François Villeroy de Galhau, le gouverneur de la Banque de France, l’a dit sans détour le 14 janvier sur BFMTV : la surperformance économique espagnole s’explique notamment par… l’immigration. Pendant que Bruxelles durcit le ton, Madrid ouvre les vannes, et ça marche. L’extrême droite est scandalisée !

Lors du point presse, un journaliste interroge Magnus Brunner sur cette contradiction flagrante. Le commissaire autrichien, embarrassé, botte en touche : « C’est une compétence des États membres, nous n’avons pas de compétence sur cette matière. » Traduction : la Commission présente une stratégie européenne censée harmoniser les politiques migratoires mais, en vérité, les États membres font bien ce qu’ils veulent.

Et l’Espagne n’a demandé l’autorisation à personne pour faire ce que bon lui semble. Début prometteur… Cela dit, il y aura un débat à ce sujet, la semaine prochaine, lors de la plénière à Strasbourg du Parlement européen.

Mais il y a pire. Au moment même où Magnus Brunner parle de « contrôle renforcé » et de « système juste et ferme », les images d’Alex Pretti tournent en boucle sur les écrans du monde entier. Ce militant de 37 ans a été abattu par un agent de la Border Patrol à Minneapolis le 24 janvier, cinq jours plus tôt. Avant lui, Renee Good, mère de famille, a été assassinée à bout portant dans les mêmes circonstances.

L’opération Metro Surge de Donald Trump dans le Minnesota tourne au cauchemar politique. 2 000 agents fédéraux déployés, 2 morts civils américains, des scènes qui rappellent la mise à mort de George Floyd lors de son arrestation en mai 2020. Un sondage Fox News (soutien de Donald Trump en temps ordinaire) publié le 28 janvier montre que 59 % des Américains jugent désormais l’agence fédérale d’immigration « trop agressive », dix points de plus qu’en juillet.

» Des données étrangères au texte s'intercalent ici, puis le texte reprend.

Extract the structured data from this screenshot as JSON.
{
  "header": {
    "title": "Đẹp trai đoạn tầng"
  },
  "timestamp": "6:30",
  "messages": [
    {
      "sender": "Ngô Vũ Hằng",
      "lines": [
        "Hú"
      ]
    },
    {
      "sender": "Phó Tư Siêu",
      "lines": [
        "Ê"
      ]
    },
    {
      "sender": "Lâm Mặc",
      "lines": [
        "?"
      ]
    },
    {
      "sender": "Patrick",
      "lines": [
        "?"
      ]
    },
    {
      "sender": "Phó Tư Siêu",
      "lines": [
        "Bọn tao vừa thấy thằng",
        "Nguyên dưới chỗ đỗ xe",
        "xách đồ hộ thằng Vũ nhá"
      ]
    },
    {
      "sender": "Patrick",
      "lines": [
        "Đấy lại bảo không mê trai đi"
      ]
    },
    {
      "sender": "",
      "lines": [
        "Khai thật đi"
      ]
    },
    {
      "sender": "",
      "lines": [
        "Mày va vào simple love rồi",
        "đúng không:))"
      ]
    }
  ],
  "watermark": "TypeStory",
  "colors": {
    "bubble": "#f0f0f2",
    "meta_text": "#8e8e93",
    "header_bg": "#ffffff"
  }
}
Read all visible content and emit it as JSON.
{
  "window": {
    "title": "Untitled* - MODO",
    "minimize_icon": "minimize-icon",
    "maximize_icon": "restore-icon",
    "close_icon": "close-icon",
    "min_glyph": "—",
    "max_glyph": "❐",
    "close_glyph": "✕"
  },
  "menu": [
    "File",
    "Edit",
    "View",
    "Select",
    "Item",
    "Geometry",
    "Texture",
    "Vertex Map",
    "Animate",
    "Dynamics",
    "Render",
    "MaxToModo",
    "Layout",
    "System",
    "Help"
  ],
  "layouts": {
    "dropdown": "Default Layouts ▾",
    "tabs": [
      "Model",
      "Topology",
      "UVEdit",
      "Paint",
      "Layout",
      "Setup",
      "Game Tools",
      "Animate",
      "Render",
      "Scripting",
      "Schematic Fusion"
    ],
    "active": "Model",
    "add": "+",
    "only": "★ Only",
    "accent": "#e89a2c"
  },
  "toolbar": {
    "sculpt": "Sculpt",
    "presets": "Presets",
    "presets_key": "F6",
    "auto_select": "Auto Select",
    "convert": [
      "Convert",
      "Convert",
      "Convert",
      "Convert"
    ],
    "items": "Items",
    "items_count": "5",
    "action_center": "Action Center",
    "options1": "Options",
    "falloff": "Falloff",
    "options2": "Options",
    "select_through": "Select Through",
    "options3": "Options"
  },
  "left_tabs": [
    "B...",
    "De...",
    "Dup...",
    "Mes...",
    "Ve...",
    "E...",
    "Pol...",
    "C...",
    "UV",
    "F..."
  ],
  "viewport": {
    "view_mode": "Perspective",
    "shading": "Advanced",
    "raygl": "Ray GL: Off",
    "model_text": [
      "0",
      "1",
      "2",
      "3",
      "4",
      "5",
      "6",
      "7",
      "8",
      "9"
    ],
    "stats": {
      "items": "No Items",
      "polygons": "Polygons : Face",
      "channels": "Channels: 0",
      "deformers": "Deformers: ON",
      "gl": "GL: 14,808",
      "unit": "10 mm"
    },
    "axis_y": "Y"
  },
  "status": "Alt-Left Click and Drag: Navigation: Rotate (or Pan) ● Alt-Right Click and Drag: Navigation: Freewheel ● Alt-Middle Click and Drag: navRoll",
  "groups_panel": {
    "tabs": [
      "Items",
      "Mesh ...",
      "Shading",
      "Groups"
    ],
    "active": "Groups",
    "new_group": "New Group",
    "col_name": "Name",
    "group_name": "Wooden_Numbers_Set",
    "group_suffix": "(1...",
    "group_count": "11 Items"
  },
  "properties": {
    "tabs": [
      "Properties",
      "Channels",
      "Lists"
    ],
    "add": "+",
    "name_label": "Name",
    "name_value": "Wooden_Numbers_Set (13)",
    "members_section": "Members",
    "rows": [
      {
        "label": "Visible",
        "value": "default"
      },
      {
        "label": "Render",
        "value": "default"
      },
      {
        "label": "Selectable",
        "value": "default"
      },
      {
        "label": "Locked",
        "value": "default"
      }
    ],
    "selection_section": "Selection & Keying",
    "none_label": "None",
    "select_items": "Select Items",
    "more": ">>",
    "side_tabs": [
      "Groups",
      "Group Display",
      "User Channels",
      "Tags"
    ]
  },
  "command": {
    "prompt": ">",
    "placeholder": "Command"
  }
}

Le Congrès négocie un shutdown partiel du gouvernement sur la question. Des sénateurs républicains critiquent ouvertement la Maison-Blanche. Donald Trump est acculé ; il nie puis contre-attaque sur son réseau, Truth Social, à une 1 h 26 du matin, en traitant Alex Pretti « d’agitateur, peut-être insurgé ».

Bien sûr, il n’est pas question pour les nations européennes d’imiter le modèle de Minneapolis. Et pourtant, certains partis en Europe, comme l’AfD en Allemagne, proche de Donald Trump, évoquent la « remigration » musclée… Donc, le modèle américain trotte dans certaines têtes au moment où son application brutale crée des tensions.

La Commission européenne n’a pas osé condamner brutalement la méthode Trump, tout en déplorant les victimes. Son plan repose sur un équilibre précaire : être simultanément le gendarme inflexible de la migration irrégulière et l’aimant irrésistible pour les talents mondiaux.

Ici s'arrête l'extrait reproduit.